Taking the Brain by Storm....

    Tonight we are discussing our group project. Wondering how to influence the nature of our audience's response and the cause and affect dynamic. Addressing aspects of environmentalism and the participants place in the interaction with Art as a facilitating medium creates BIG questions and a multitude of possibilities.
    I fantasize about the concept of engaging the audience in the "Life-Jacket" way.... where the components don't seem to be much until you actually assemble them and feel the whole weight of the piece, and actually see it for what it is.... whatever that may be for each viewer. The experience and process itself, the comradarie or the standing back and realizing the completion of something unimagined.  
    Defining the perimeters of  this project will be a challenge and delight, for the class is filled with Artists who are engaged in many different aspects of the creative process here at UAS.  

Saturday, January 26, 2008

Last Night Great heaps Of Snow Fell From The Sky

  • Years ago when my mother was a younger woman, and all of my children were small, she would come to visit me twice a year. My father would come too. For him it didn't mater what time of year it was, because his self appointed tasks were to chop firewood and do dishes. Afterwards he would sit in the living room, in the brown chair listening to the fire snap while he read his book. And every afternoon he would take a nap. In the summer my mother would busy herself with yard work. 
  • In Alaska, in the summer, things grow all the time, even at night. My mother harvested the beach-grass we used for a front lawn, like she was a basket-maker, (she was not). After she got done with that she set about to tidy up the forest. She cleared away the sticks and branches that the winter-winds had carelessly tossed to the ground with a vigor and determination that commonly lay dormant until company came for a visit. She would stand back and admire her labor and will it to stay tidy, (it did not)
  • Winter visits brought a different kind of energy. We stoked the wood-stove continuously day and night. Below the ice the creek still ran. Hauling water involved chopping a hole in the ice at the deep part of the creek. At the beginning of winter we tied a length of clothes line onto a galvanized bucket, and lowered it through the hole. Inevitably water slopped over the edge because the bucket always seemed to catch on the edge of the hole as it re-emerged. As the winter progressed the hole got smaller as the ice got thicker, and water was acquired by kneeling on the thick ice and reaching down through the hole to scoop the water, one "camp-cup" at a time, into the waiting bucket. 
  • Late at night after everyone in the house was asleep, my mother and I would venture out into the night to shovel snow. We scooped great heaps of snow. Whispering, luminous snow that waited in the still, quiet darkness of the night.   It felt like the whole world was asleep and unaware, save for us. Three-hundred and fifty feet of the earth provided us the opportunity of shoveling snow. We took special care to shovel and scrape down as close to the earth as possible. The more snow we could remove the less ice would develop when the rains came again. When the surface met with our satisfaction, we went back and  tidied-up the edges along driveway and the trail that led to the house. Then invigorated, but weary we gloated with pride as we stood back and admired our artful accomplishment like it would stay that way forever, (it did not). 
  • Last night great heaps of snow fell from the sky. My mother is 89 years old now. In the winter when I talk to her on the telephone I remind her of  the times when we would shovel in the still, quiet  night.  I can hear her smile, and feel our togetherness, as she sings out: "Oh yes... we did do that. I used to shovel snow."

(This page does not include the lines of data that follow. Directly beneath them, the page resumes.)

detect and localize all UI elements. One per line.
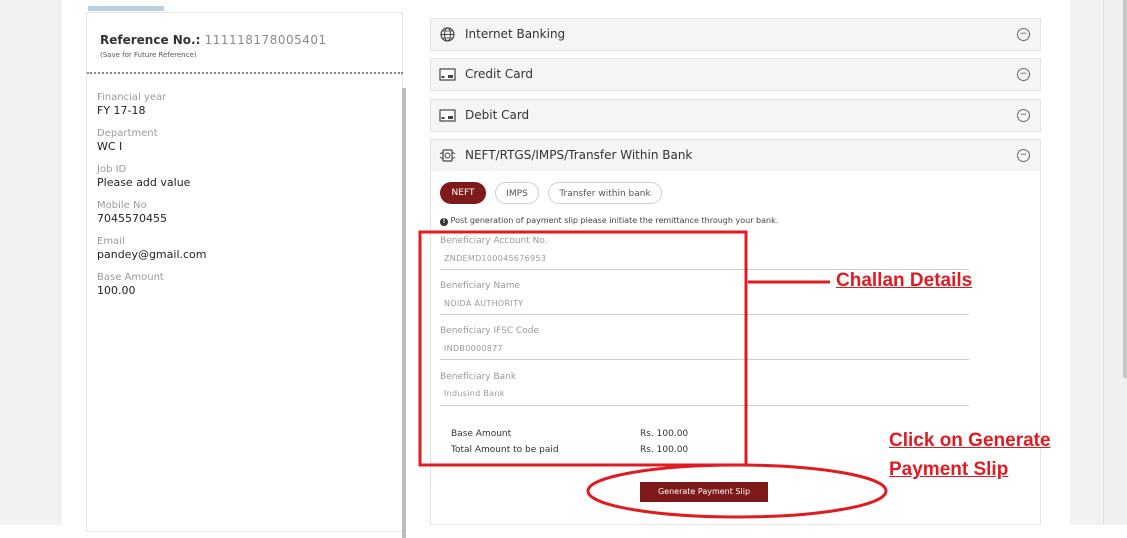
challan-highlight-box [418, 230, 748, 467]
click-generate-annotation-line1: Click on Generate [889, 430, 1051, 451]
challan-details-annotation: Challan Details [836, 270, 973, 291]
button-highlight-ellipse [586, 463, 888, 519]
click-generate-annotation-line2: Payment Slip [889, 459, 1009, 480]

Thursday, January 24, 2008

Home Away From Home


Pondering The Role of New Media Narrative In My Life

Tonight 
I am aware that saving the world
one smile at a time 
may become a reality
faster than I thought.

Digital literacy affords
 strong visual components 
that can speak to many
on different levels of comprehension 
all at once

This is a profound concept
to think about

It might snow tonight

Tonight is my second Capstone course. We are all inside, in the classroom, while the night waits outside. I am wondering if it is snowing yet.